Humberto Castillo Martinez, civil engineer and head of the left-leaning Democratic Revolution Party in the Federal District, is petitioning the city to give his invention an airing.
Mr. Castillo wants to build a ground-level incinerator, surrounded by a 100-foot-diameter circle of fans - robust ones, for sure - which would create a miniature tornado. The combination of rotating wind and rising hot air would punch a hole in the thermal inversion that traps noxious gases in the mountain valley, especially during winter.

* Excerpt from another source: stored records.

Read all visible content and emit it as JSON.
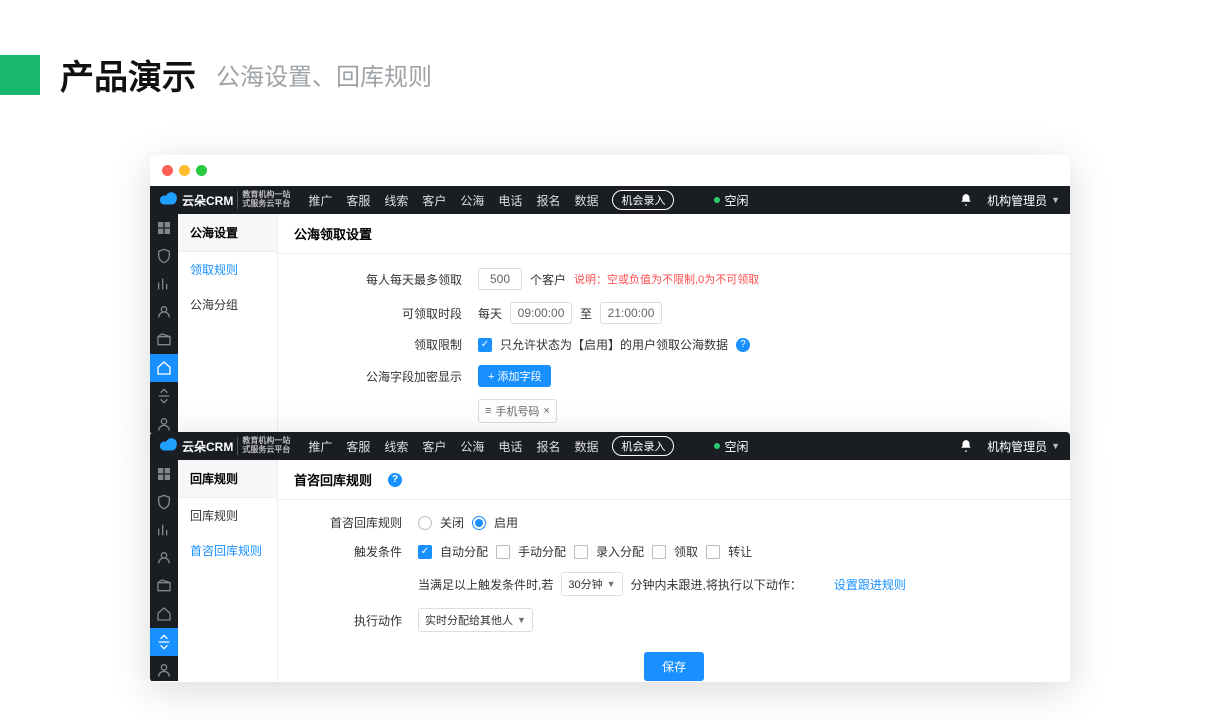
{
  "page": {
    "title_main": "产品演示",
    "title_sub": "公海设置、回库规则"
  },
  "logo_text": "云朵CRM",
  "logo_sub1": "教育机构一站",
  "logo_sub2": "式服务云平台",
  "nav": [
    "推广",
    "客服",
    "线索",
    "客户",
    "公海",
    "电话",
    "报名",
    "数据"
  ],
  "chip": "机会录入",
  "status": "空闲",
  "account": "机构管理员",
  "win1": {
    "side_head": "公海设置",
    "side_items": [
      "领取规则",
      "公海分组"
    ],
    "content_head": "公海领取设置",
    "row1_lbl": "每人每天最多领取",
    "row1_val": "500",
    "row1_unit": "个客户",
    "row1_note_prefix": "说明：",
    "row1_note": "空或负值为不限制,0为不可领取",
    "row2_lbl": "可领取时段",
    "row2_prefix": "每天",
    "row2_from": "09:00:00",
    "row2_to_lbl": "至",
    "row2_to": "21:00:00",
    "row3_lbl": "领取限制",
    "row3_text": "只允许状态为【启用】的用户领取公海数据",
    "row4_lbl": "公海字段加密显示",
    "row4_btn": "+ 添加字段",
    "row4_tag": "手机号码",
    "tag_close": "×"
  },
  "win2": {
    "side_head": "回库规则",
    "side_items": [
      "回库规则",
      "首咨回库规则"
    ],
    "content_head": "首咨回库规则",
    "row1_lbl": "首咨回库规则",
    "radio_off": "关闭",
    "radio_on": "启用",
    "row2_lbl": "触发条件",
    "cb_opts": [
      "自动分配",
      "手动分配",
      "录入分配",
      "领取",
      "转让"
    ],
    "cond_prefix": "当满足以上触发条件时,若",
    "cond_select": "30分钟",
    "cond_suffix": "分钟内未跟进,将执行以下动作：",
    "cond_link": "设置跟进规则",
    "row3_lbl": "执行动作",
    "action_select": "实时分配给其他人",
    "save": "保存"
  }
}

Castillo admits his device is no substitute for longer-term measures. But on high-pollution days, he says, flicking the switch on a hundred or so of these whirligigs would drastically reduce smog indices - not to mention what they'd do for soggy laundry on clotheslines around town.
Although last year Castillo floated the idea of drilling huge holes in the mountains ringing the city to allow the smog to escape, he insists he's no fanatic.
Rattling off figures in "cubic meters per second," Castillo seems to have done his homework. He estimates operating costs for the mini-hurricanes at about $1 million per year. And he admits the noise from the fans' propellers could be a problem in this cheek-to-jowel municipality.
Castillo has asked the city to fund construction of a $50,000 prototype. For a metropolis in the midst of a $4 billion antipollution program, it seems like a small enough punt. City officials have agreed to "study" the mini-hurricane concept - they can't really afford not to.
For all but 11 days in 1991, the city exceeded international air quality standards for one or more pollutants, according to a report released Jan. 22. Ozone and suspended matter (combustion particles, heavy metals, fecal dust) were the worst offenders. Carbon monoxide norms were exceeded 20 percent of the year, up from 2 percent in 1988. The report blames greater gasoline consumption for the increases.
Of course, the city has a range of more down-to-earth measures to combat the problem. A newly created eight-member advisory commission has taken up its first chore: finding the quickest way to convert the entire public transport system to natural gas, which burns cleaner than gasoline. And on Jan. 20, the city launched an attempt to enforce a ban on all taxis operating in the nine-square-kilometer downtown area without a catalytic converter. (So far only 1991 models come equipped with this anti-smog devi ce.)
Meanwhile, there's no shortage of imaginative bandaids. For several months now, the Mexico Ecological Movement has been shuttling an oxygen booth around the city offering an escape from the fumes. But they've had few takers. A one-minute sniff of the pure stuff costs about two dollars - almost half the daily minimum wage. Most pedestrians seem content to inhale the adulterated but free blend.
Castillo, meanwhile, waits for the city fathers. He hopes they'll decide that at least part of the answer is blowing in the wind.